4. Return to the HAProxy monitoring stats, and you’ll see the postgres01 server is DOWN, while postgres03 is now UP.
Alternatively, run the following patronictl
command to verify the PostgreSQL cluster status.
patronictl -c /etc/patroni/config.yml list
As you can see below, the postgres01 server is no longer in the cluster.
5. Switch back to the client machine, and run the below psql
command to connect to the PostgreSQL server via HAProxy.
psql -h 192.168.5.16 -p 5432 -U postgres
6. Once connected, run the following query to verify the current PostgreSQL server you’re connected to.
SELECT inet_server_addr() AS hostname;
quit
If the failover is successful, you’ll be connected to one of the servers running, which in this case is postgres03.
Conclusion
Embarking on this journey, you immersed yourself in the complexities of ensuring high availability for your PostgreSQL database, employing the powerful combination of Patroni and HAProxy. Navigating seamlessly through the setup stages of PostgreSQL and Patroni, you adeptly handled the nuances of configuring the etcd server.
Your orchestration skills came to the forefront as you built a resilient PostgreSQL cluster with Patroni and fine-tuned the art of load balancing using HAProxy.
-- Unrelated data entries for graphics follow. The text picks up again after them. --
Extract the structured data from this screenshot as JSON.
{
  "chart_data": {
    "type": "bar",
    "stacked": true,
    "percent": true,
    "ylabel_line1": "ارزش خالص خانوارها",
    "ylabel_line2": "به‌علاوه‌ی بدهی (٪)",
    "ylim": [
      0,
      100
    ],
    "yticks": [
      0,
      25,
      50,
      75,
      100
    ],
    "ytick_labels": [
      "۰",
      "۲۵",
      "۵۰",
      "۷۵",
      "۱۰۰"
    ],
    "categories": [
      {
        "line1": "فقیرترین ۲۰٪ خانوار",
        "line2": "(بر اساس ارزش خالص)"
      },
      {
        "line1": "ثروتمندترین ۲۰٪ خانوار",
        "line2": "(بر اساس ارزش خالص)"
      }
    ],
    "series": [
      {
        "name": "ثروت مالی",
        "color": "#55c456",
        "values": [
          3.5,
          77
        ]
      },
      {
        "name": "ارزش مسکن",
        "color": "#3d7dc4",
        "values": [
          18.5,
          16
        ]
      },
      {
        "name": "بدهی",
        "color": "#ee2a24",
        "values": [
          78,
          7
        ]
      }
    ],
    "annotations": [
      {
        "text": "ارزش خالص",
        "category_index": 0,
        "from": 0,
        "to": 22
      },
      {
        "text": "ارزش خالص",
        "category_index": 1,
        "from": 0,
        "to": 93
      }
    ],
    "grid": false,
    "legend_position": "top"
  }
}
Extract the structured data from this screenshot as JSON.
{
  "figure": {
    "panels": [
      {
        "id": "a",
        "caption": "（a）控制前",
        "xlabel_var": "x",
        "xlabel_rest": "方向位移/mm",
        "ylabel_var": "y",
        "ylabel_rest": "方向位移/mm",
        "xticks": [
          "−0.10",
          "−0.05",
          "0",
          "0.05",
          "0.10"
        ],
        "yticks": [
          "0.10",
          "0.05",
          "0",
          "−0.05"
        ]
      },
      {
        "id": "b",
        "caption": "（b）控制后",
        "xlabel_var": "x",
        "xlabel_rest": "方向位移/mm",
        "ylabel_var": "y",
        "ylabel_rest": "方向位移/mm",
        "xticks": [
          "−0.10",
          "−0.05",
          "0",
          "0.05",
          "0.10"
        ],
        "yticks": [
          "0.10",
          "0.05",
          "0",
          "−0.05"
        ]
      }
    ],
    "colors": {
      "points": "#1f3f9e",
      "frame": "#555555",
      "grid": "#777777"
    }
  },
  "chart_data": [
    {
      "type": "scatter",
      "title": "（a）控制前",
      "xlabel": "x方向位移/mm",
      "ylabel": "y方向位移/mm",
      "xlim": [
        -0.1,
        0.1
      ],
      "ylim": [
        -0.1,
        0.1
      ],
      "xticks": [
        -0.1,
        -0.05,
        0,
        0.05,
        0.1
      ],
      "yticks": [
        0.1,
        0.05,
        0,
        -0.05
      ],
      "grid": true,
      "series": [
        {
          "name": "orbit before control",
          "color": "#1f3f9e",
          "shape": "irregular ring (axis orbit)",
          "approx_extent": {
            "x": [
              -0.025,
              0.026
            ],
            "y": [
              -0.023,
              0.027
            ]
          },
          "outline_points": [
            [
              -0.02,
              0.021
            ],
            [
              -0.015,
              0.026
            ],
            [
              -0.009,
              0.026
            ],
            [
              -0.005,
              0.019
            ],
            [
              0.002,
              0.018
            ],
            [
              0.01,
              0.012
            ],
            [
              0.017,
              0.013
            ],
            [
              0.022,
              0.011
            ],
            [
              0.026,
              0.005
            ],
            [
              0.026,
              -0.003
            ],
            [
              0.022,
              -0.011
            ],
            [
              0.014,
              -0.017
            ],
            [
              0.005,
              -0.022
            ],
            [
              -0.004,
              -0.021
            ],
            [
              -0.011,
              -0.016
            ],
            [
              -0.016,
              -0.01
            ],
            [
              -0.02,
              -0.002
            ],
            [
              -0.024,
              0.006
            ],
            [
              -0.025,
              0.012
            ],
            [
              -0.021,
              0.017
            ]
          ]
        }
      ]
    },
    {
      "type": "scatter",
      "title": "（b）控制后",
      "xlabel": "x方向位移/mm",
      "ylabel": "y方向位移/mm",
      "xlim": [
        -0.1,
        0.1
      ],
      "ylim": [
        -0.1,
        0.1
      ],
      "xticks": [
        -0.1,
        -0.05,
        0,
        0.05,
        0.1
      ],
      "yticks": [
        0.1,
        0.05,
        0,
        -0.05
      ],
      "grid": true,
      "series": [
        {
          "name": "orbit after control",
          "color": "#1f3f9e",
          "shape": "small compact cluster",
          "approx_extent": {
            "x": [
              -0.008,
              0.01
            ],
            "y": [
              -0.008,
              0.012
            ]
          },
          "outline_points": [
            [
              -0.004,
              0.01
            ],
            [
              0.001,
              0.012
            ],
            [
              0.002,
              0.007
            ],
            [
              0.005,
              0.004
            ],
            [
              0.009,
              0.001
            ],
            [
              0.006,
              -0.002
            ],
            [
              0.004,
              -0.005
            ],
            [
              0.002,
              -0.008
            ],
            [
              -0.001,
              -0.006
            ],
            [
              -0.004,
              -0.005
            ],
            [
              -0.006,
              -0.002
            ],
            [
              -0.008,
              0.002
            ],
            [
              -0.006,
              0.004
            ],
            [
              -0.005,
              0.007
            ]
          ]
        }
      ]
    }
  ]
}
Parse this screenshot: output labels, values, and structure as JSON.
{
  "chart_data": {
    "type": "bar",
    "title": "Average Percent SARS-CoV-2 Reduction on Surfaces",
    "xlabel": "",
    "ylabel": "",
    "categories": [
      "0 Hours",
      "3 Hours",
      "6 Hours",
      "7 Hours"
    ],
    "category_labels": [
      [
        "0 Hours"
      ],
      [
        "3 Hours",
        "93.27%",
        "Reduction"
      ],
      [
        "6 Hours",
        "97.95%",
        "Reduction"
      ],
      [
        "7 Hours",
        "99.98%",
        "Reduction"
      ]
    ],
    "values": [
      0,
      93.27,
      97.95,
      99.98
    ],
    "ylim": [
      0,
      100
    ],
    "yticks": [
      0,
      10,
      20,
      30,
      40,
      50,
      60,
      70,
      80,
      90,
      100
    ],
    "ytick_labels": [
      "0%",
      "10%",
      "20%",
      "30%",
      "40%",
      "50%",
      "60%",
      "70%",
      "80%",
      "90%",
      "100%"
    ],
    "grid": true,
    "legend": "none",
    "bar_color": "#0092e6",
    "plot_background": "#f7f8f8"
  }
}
The culmination of this high-stakes adventure was the thorough testing of your PostgreSQL cluster’s failover capabilities.
Consider expanding your expertise as you reflect on your achievements in establishing a robust and fault-tolerant PostgreSQL environment. Why not explore implementing Patroni with Kubernetes for a more dynamic environment? Or delve into the intricacies of setting up PostgreSQL High Availability across multiple data centers?